ERIC Number: ED272961
Record Type: RIE
Publication Date: 1986-Apr
Reference Count: 0
A Comparison of Fathers' and Mothers' Speech Patterns When Communicating with Three, Four, and Five-Year-Old Children.
Kurth, Ruth Justine; Kurth, Lila Mae
A study compared mothers' and fathers' speech patterns when speaking to preschool children, particularly utterance length, sentence types, and word frequencies. All of the children attended a nursery school with a student population of 136 in a large urban area in the Southwest. Volunteer subjects, 28 mothers and 28 fathers of 28 children who ranged in age from two years eight months to three years five months, were video and audio taped as they played with their children in a playroom before having an individual conference with the child's teacher. Both the mother and the father were observed when alone with the child. Analysis of the tapes suggested that parents modify their language in similar ways in order to accommodate their preschool children, although their communication patterns appear to vary in the areas of sentence types and word frequencies. Fathers used significantly more interrogative sentences, while mothers used significantly more declarative sentences.

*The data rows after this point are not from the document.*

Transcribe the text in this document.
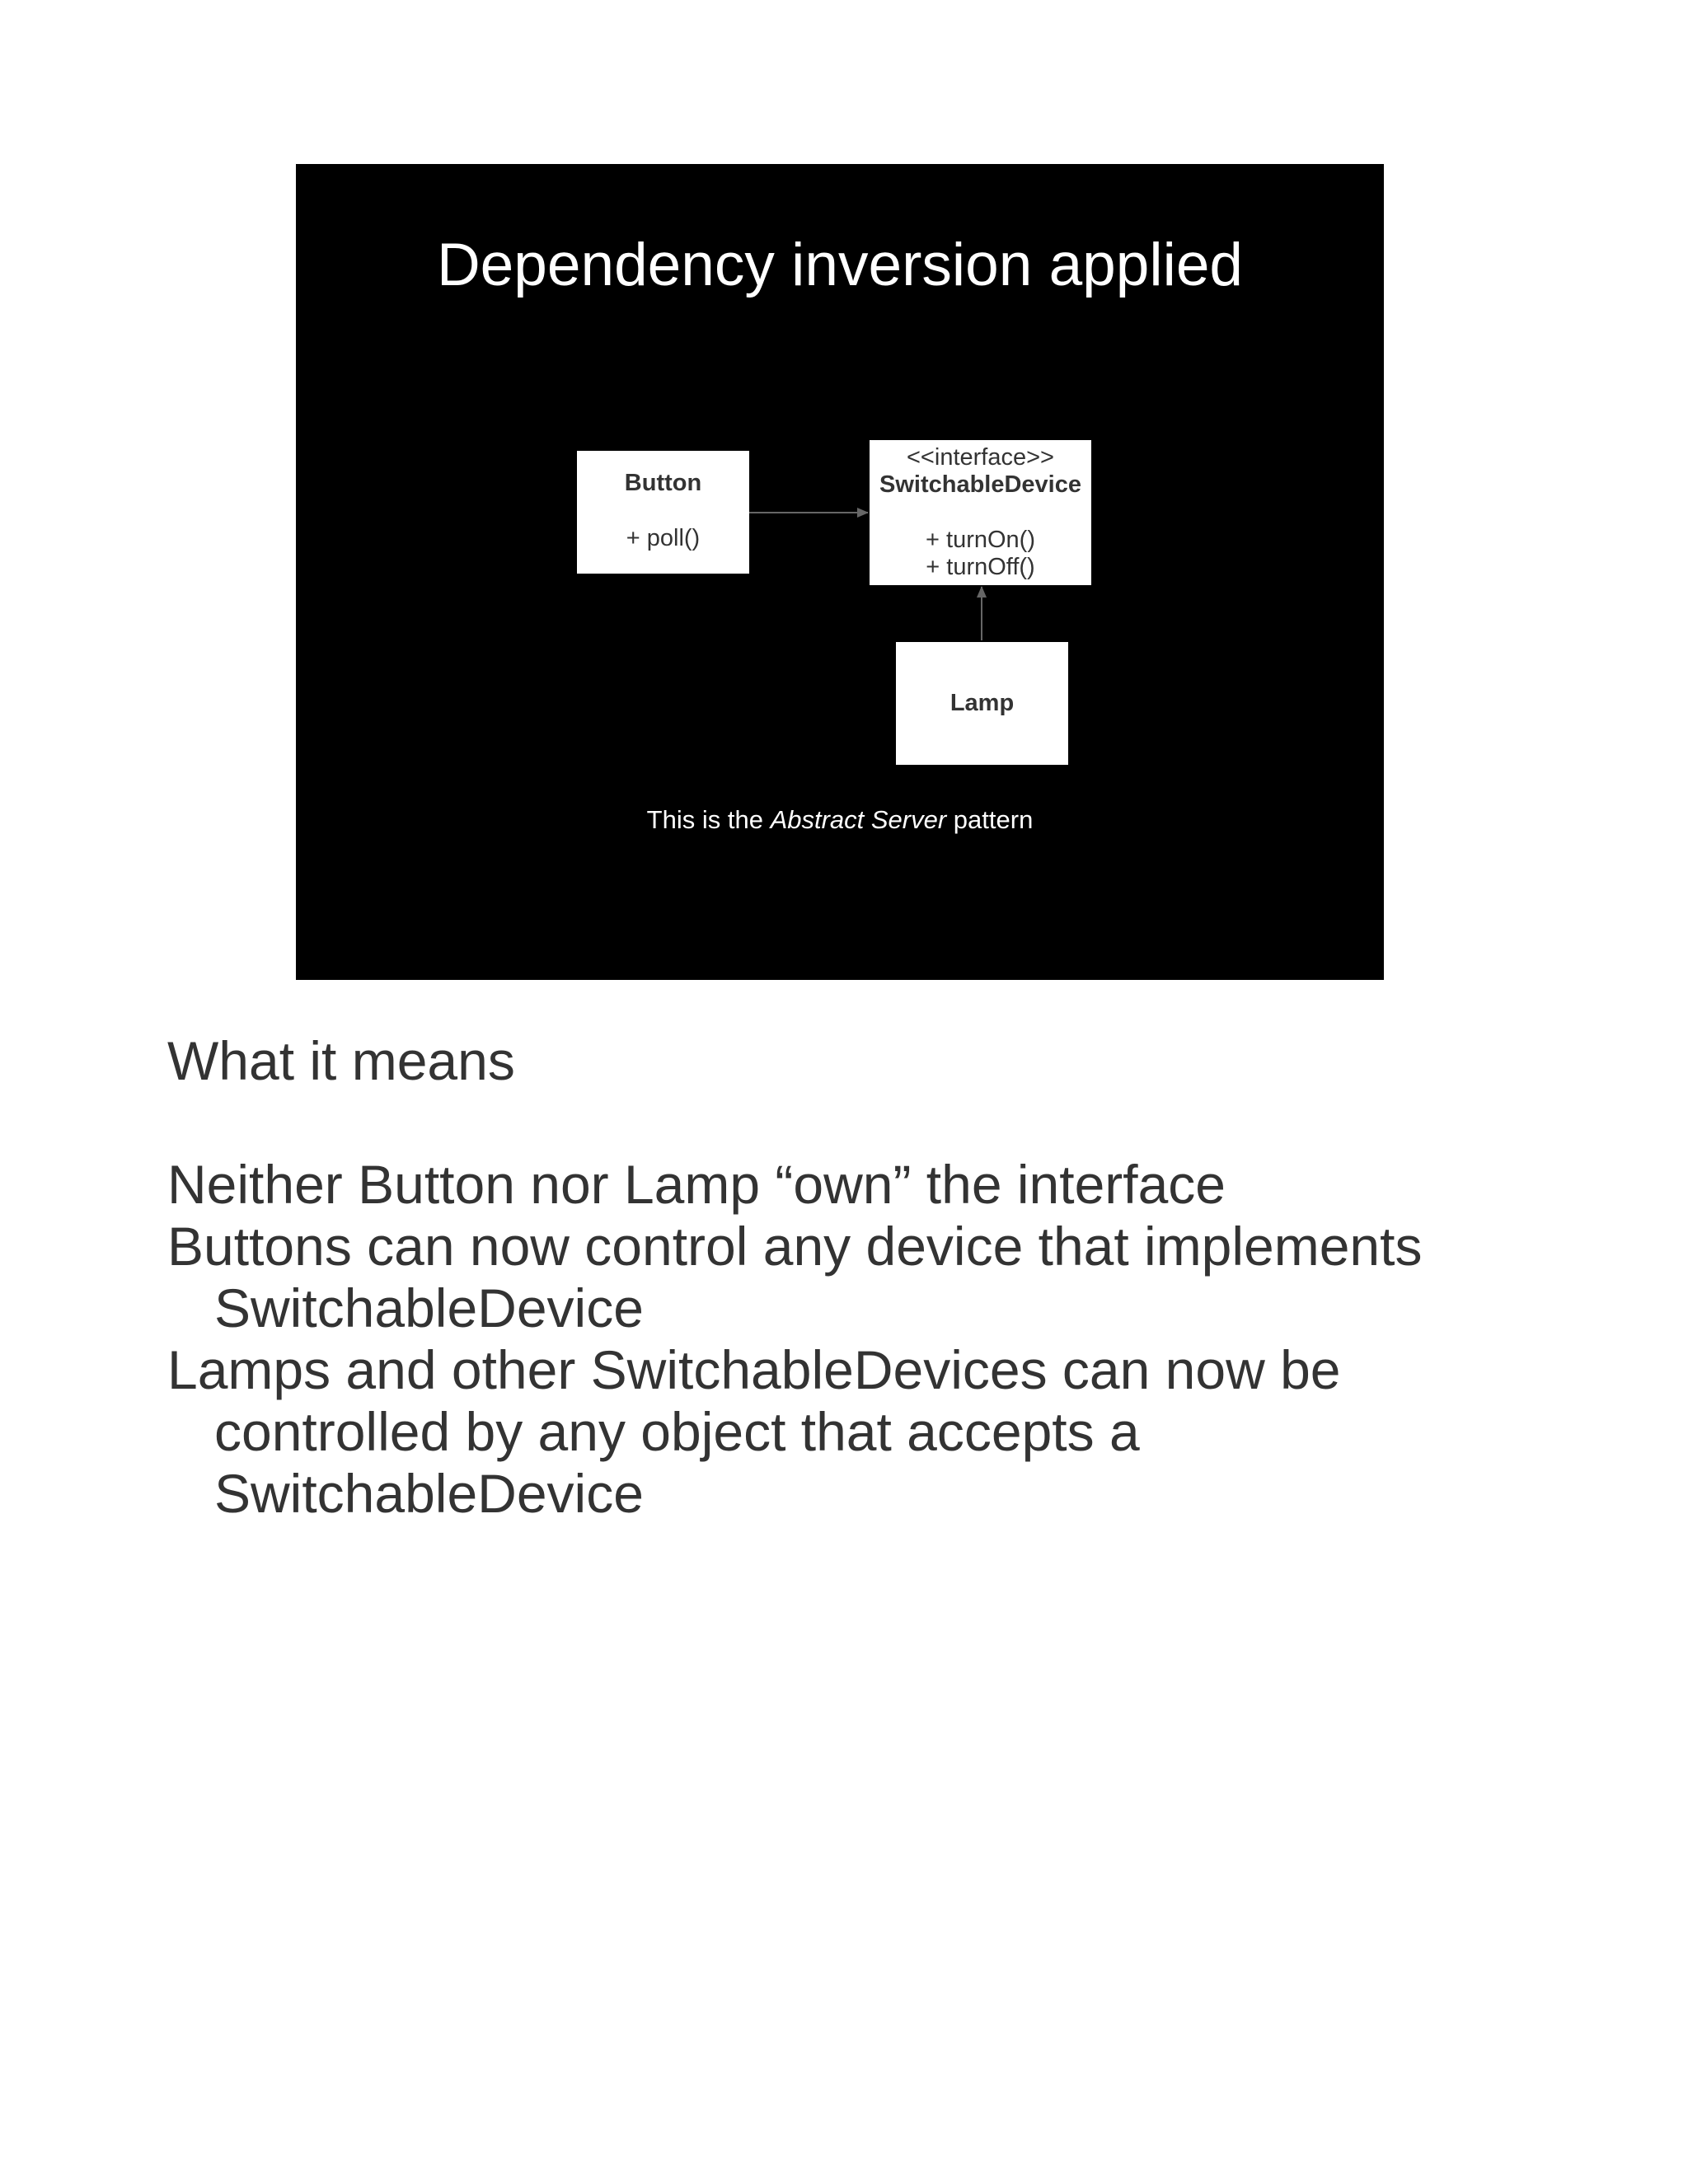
Dependency inversion applied
Button
+ poll()
<<interface>>
SwitchableDevice
+ turnOn()
+ turnOff()
Lamp
This is the Abstract Server pattern
What it means
Neither Button nor Lamp “own” the interface
Buttons can now control any device that implements
SwitchableDevice
Lamps and other SwitchableDevices can now be
controlled by any object that accepts a
SwitchableDevice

More research is needed to clarify the ways in which parents modify their language for their children and to take into account the sex of the child, the educational level of the parents, and the socioeconomic differences among parents. (DF)
Publication Type: Speeches/Meeting Papers; Reports - Research
Education Level: N/A
Authoring Institution: N/A
Note: Paper presented at the Annual Meeting of the American Educational Research Association (67th, San Francisco, CA, April 16-20, 1986).